Nagar Valley

On the way to Hopar

We don’t know what to do.
Our visa expires in 2 weeks, but we don’t want to leave.
We are not able to decide what to do.
Obviously we don’t try to solve the situation in a rational way, we simply start to do what my mother would call cincischiare (Cincischiare means something like fiddle about, waisting time doing small useless things instead of the ones you are supposed to do..).

The ValleyWe spend other 3 or 4 days in Passu, then we go back to Karimabad where we rent a room for one night and we end up staying one week.
Our daily routine includes having a huge breakfast with a view over the Rakaposhi and the terraced mountains of Nagar Valley that opens right in front of us.
Thomas declares he is “the guardian of the valley” and that he cannot move from his position. After a while he takes back his words, saying that he actually is only “the observer of the valley” which is a less demanding role.

Before the British, Hunza and Nagar were two separate and enemy reigns, with different traditions and languages. Being divided by a furious river with glacier origins the cultures never uniformed, yet remaining similar.
In both valleys it is practiced an eco sustainable agriculture completely based on natural methods. The steep sides of the mountains have been terraced and water channels have been created to bring water and green in places otherwise deserted.
This is apricot season and we start a taste tour of the various local species: bright orange apricots, almost red, amazingly sweet in taste, white apricots, a bit more sour but more valuable and Nagar’s berry-apricot as big as black cherry, that are an explosion of taste.

Hopar Glacier

While we decide what to do we move from one valley to the other, riding them until the end and then turning around driving back. We spend 4 days in Hopar, at the end of Nagar valley, where the road finishes inside a guest house. From there you can proceed only by walk crossing a huge black glacier that rolls down directly from the mountains.
We go on it and it scares me. We are surrounded by spikes of ice and huge rocks that are pulled down from the mountains by the power of the ice. I feel tiny and vulnerable. The biting cold makes my nose itchy and all around me I hear the sound of dripping water and cracking ice. I don’t think I’m able to face such a big monster.
We are told that it’s from this glacier that the first Muslims came to Pakistan from Persia, converting a population that otherwise was animist and Buddhist.

Thomas and the kidsIn Hoper we once again feel the desire to stay there. To live I mean.
The valley is less steep than Hunza‘s and it’s all cultivated. In every village we are welcomed by curious stares and similes and all the kids that we meet join us in our walks until the point where we find ourselves leading a gang of shouting kids.

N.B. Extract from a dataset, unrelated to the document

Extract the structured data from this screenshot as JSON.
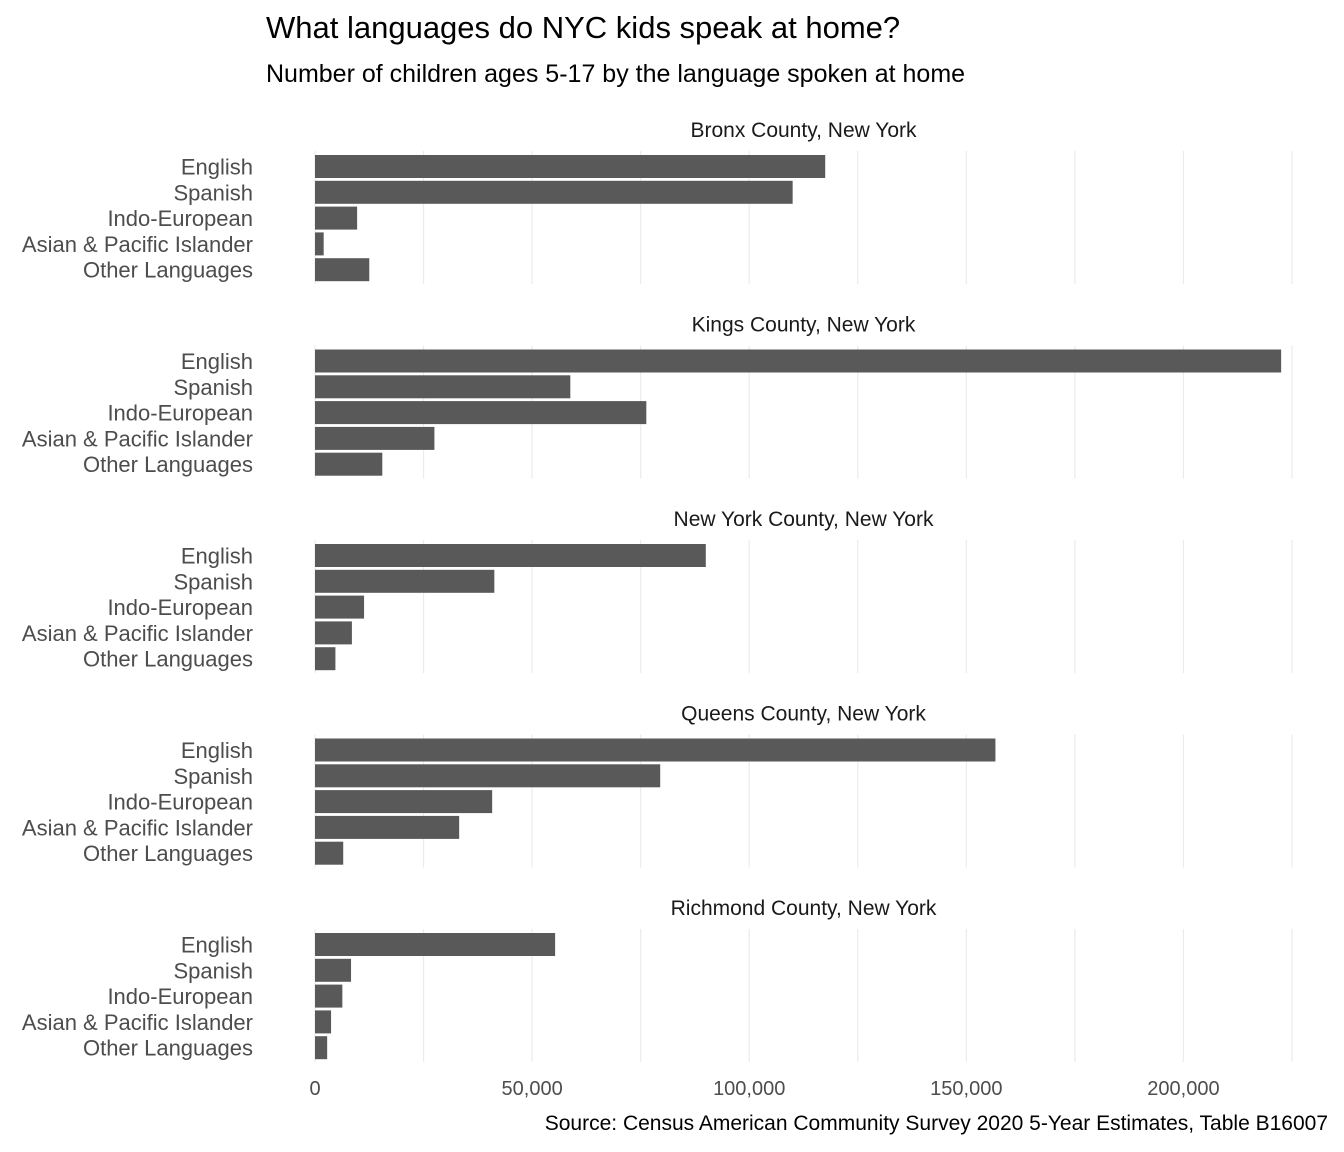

In the all valley there are no vegetables shop, every family has is own plot of land and a orchard in the garden of the house. When we ask how can we do to find vegetables to cook, a man brings me to his field and while he digs for potatoes, I collect green beans and leafs similar to spinach.
Every evening, at sunset, we gather with the men of the village in a small chay shop with view over the glacier where they teach us how to play to the local games: a kind of “snakes and ladders” called Larù, of which Thomas turns out to be a champion, and a game similar to pool, but where instead of the balls, big disks are used.

The bad weather comes: it starts to rain and there, on the side of the glacier, it’s really cold. Our dreams of living in these valleys hits agaist reality: winter is coming and there in the Himalaya it’s coming the real cold, the one we are not ready to deal with.

We go down to Gilgit where we spend days petting Gulebi, the orange cat of Abdul, the owner of the Guest House where we stay. We make plans of arriving to Islamabad before the end of the visa, but not before finishing our tour of the Northern Areas going trough Skardu and Deosai Plains. I have a feeling that, to make a difference, our visa will turn out to be too tight.